The Scoop: For years Capcom looked for a way to match the success of Street Fighter II, after all, it was one of the most revolutionary games in modern history. For too long Capcom seemed to believe the answer was in fighting games, but it ended up being something much, much different, something scary.

Up until Resident Evil hit the scene, there was no console survival horror market. 3D games tended to be exploration and platform jumping experiences, unless, of course they were role playing games. Resident Evil is an adventure game, but that's not it, it offered cinema-style camera angles, a plot right out of a Stephen King book, and lots of scares.

It was Resident Evil's movie like qualities that made it stand out, giving gamers an early glimpse at what the future of video games would hold. Resident Evil sparks emotion, and was able to keep you on the edge as well, if not better, than any recent horror film. Capcom had done it again, created a whole new genre that would spark plenty of rip offs.

The Other Side: To its credit, Alone in the Dark pioneered this genre years before on the P.C. Like Resident Evil, the series featured poor controls, dimly lit locations, and plenty of things that go bump in the night. Capcom's survival horror game even mimics a few of the puzzles found in the Alone in the Dark.

Critics will also point out that Resident Evil is also a linear game with extremely shoddy controls. The game may have been scary, but there would be plenty of times you would die based only on your inability to avoid enemies. And did I mention the voice acting? Of course, this is a minor complaint, and the presentation far outweighed the problems.

The Impact: Eternal Darkness, Fatal Frame, and Silent Hill all owe a lot to Capcom's survival horror series. If Resident Evil hadn't been the success it was, would any of those games ever seen the light of day? And it wasn't just other companies, Capcom was able to milk this genre with a number of big budget games, including Onimusha Warlords, Dino Crisis, and to a lesser extent, Devil May Cry.

This style of gaming has even found its way into the movie theaters. Resident Evil staring model-cum-actress Mila Jovovich (the Fifth Element) tried to bring the excitement of the video game
into the local multiplex. Despite poor reviews, Resident Evil managed to make money, and prove that Paul Anderson (Mortal Kombat) was a director to be reckoned with, when it comes to video game adaptations at least.

Where Are They Now?: Having just released a GameCube prequel and remake of the original, the Resident Evil franchise is alive and well.
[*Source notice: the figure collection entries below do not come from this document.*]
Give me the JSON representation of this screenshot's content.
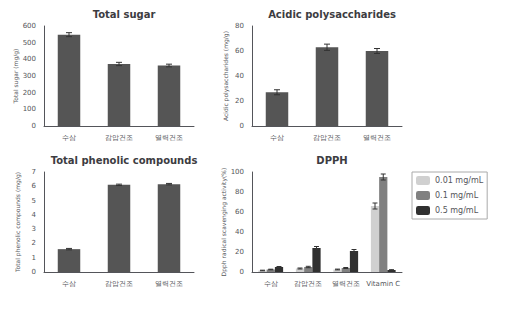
{
  "chart_data": [
    {
      "type": "bar",
      "title": "Total sugar",
      "ylabel": "Total sugar (mg/g)",
      "categories": [
        "수삼",
        "감압건조",
        "열력건조"
      ],
      "values": [
        548,
        372,
        363
      ],
      "errors": [
        12,
        10,
        8
      ],
      "color": "#555555",
      "ylim": [
        0,
        600
      ],
      "yticks": [
        0,
        100,
        200,
        300,
        400,
        500,
        600
      ],
      "grid": false
    },
    {
      "type": "bar",
      "title": "Acidic polysaccharides",
      "ylabel": "Acidic polysaccharides (mg/g)",
      "categories": [
        "수삼",
        "감압건조",
        "열력건조"
      ],
      "values": [
        27,
        63,
        60
      ],
      "errors": [
        2,
        2.5,
        2
      ],
      "color": "#555555",
      "ylim": [
        0,
        80
      ],
      "yticks": [
        0,
        20,
        40,
        60,
        80
      ],
      "grid": false
    },
    {
      "type": "bar",
      "title": "Total phenolic compounds",
      "ylabel": "Total phenolic compounds (mg/g)",
      "categories": [
        "수삼",
        "감압건조",
        "열력건조"
      ],
      "values": [
        1.6,
        6.1,
        6.15
      ],
      "errors": [
        0.05,
        0.05,
        0.05
      ],
      "color": "#555555",
      "ylim": [
        0,
        7
      ],
      "yticks": [
        0,
        1,
        2,
        3,
        4,
        5,
        6,
        7
      ],
      "grid": false
    },
    {
      "type": "bar",
      "title": "DPPH",
      "ylabel": "Dpph radical scavenging activity(%)",
      "categories": [
        "수삼",
        "감압건조",
        "열력건조",
        "Vitamin C"
      ],
      "series": [
        {
          "name": "0.01 mg/mL",
          "color": "#d0d0d0",
          "values": [
            1.5,
            3.5,
            2.5,
            66
          ],
          "errors": [
            0.3,
            0.5,
            0.4,
            3
          ]
        },
        {
          "name": "0.1 mg/mL",
          "color": "#808080",
          "values": [
            2.5,
            5,
            4,
            95
          ],
          "errors": [
            0.3,
            0.7,
            0.5,
            3
          ]
        },
        {
          "name": "0.5 mg/mL",
          "color": "#303030",
          "values": [
            5,
            24,
            21,
            2
          ],
          "errors": [
            0.5,
            1.5,
            1.5,
            0.3
          ]
        }
      ],
      "ylim": [
        0,
        100
      ],
      "yticks": [
        0,
        20,
        40,
        60,
        80,
        100
      ],
      "grid": false,
      "legend": "right"
    }
  ]
}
Capcom plans on releasing a number of Resident Evil sequels next year, including remakes of Nemesis and Resident Evil 2. But it's the announcement of the fourth installment that has most fans excited. Capcom has announced that for the first time ever, Resident Evil will be completely 3D, with a reworked control set up. And if that wasn't enough, Paul Anderson has announced that he will helm a Resident Evil movie sequel.